И колдовство не коснется

Призраки, духи пускай не зовут

Зло к тебе не повернется

И упокойся ты в счастье и мире.

Вечная память да будет могилой.

Шекспир, Цимбелии

Когда Драко было шесть, отец преподнес ему птицу, чтобы та носила почту. Драко знал, что у других детей тоже были птицы — совы или дрозды, однако отец подарил сокола, с яркими черными глазами и изогнутым, словно серп, клювом.

Они сразу друг друга невзлюбили. Этот клюв заставлял Драко нервничать, пугая своей остротой, эти глаза постоянно следили за ним; при любом удобном случае, сокол клевал его или цеплял когтями — руки Драко постоянно кровоточили. Мальчик не подозревал, что отец специально выбрал дикую взрослую птицу, которую уже невозможно было приручить, однако он все равно пытался — чтобы сделать приятное отцу, сказавшему, что он должен добиться от неё послушания.

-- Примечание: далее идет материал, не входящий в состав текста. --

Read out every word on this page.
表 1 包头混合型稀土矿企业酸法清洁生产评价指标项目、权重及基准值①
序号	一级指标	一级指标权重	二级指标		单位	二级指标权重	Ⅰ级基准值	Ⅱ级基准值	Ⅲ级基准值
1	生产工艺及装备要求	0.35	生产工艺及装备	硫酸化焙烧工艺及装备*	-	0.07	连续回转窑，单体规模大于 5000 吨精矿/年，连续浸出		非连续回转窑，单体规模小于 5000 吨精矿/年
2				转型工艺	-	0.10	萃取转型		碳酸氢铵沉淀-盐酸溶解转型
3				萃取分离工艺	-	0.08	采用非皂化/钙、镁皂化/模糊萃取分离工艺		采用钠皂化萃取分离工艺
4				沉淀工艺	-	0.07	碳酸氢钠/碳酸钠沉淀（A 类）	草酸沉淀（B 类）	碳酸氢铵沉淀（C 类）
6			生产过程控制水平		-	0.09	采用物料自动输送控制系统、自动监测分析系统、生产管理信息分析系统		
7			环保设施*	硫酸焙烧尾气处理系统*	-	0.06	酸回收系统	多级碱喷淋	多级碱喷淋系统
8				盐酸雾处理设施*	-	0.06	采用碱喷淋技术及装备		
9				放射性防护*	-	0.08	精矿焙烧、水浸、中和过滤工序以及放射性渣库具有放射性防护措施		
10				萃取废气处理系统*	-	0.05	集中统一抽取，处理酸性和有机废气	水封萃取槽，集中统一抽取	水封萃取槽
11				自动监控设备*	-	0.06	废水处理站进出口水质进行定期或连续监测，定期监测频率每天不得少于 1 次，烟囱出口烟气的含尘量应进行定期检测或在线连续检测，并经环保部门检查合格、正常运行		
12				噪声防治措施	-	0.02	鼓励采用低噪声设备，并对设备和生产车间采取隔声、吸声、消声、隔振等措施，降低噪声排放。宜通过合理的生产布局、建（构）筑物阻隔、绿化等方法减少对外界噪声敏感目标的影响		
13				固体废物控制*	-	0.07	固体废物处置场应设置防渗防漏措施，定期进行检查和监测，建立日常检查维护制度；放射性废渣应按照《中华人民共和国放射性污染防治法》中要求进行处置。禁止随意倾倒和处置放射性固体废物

И вот он постоянно был с соколом, не давал ему спать, говорил и даже ставил музыку, потому что уставшая птица легче приручалась. У него завелись разные приспособления — наголовник, путы, ремень, которым он закреплял птицу у себя на запястье. Ему надо было бы держать сокола, закрывая ему глаза, — но вместо этого Драко старался, чтобы птица видела его, — он поглаживал ее, касался крыльев, стараясь добиться её доверия. Он кормил ее с руки — сначала сокол отказывался, однако потом начал есть — да так, что рвал кожу на его ладони.

Драко был этому даже рад — значит, прогресс налицо, значит, птица признает его, пусть для этого она и должна была сначала узнать вкус его крови. Постепенно красота сокола начала открываться ему: эти небольшие легкие крылья, дающие невероятную скорость полету, — прочные, быстрые, мягкие, яростные. Приземляясь, он складывал их — это было как зигзагообразное движение молнии. В тот миг, когда Драко научил его, сделав круг, возвращаться на свое предплечье, он едва не разрыдался от радости.

Временами сокол прыгал ему на плечо, теребил клювом волосы, и Драко знал, что тот полюбил его. В день, когда мальчик понял, что птица стала совсем ручной, он показал его отцу, ожидая, что тот будет горд им. Но отец принял из его рук птицу, смирную и доверчивую, и свернул ей шею.

— Я говорил, чтобы ты добился от него послушания, — и он кинул безжизненное тельце на землю. — А ты вместо этого сделал так, что он полюбил тебя. Сокол — это тебе не щенок или котенок, он дик и злобен, жесток и безжалостен. Ты не усмирил эту птицу, ты уничтожил её.

Потом, когда отец ушел, Драко рыдал над своим любимцем, пока не пришли посланные отцом домашние эльфы и не унесли птицу, чтобы похоронить. Больше Драко не плакал, однако урок запомнил навсегда: добиться любви — значит уничтожить, любить — разрушить себя.

* * *

Чемодан Блез был перевернут и выпотрошен, его содержимое валялось у ног Драко, и теперь он неторопливо рылся в нём: книги, косметика, украшения, пергаменты, связки фотографий — в общем, ничего интересного. Он перешел к ящикам комода, выворотив оттуда на кровать кучу блузок, юбок, дорогого шёлкового нижнего белья. А вот ее дневник — светло-зеленая книжица с замочком в виде бабочки. Какие-то смутные рыцарские побуждения удержали Драко от того, чтобы его поинтересоваться его содержимым.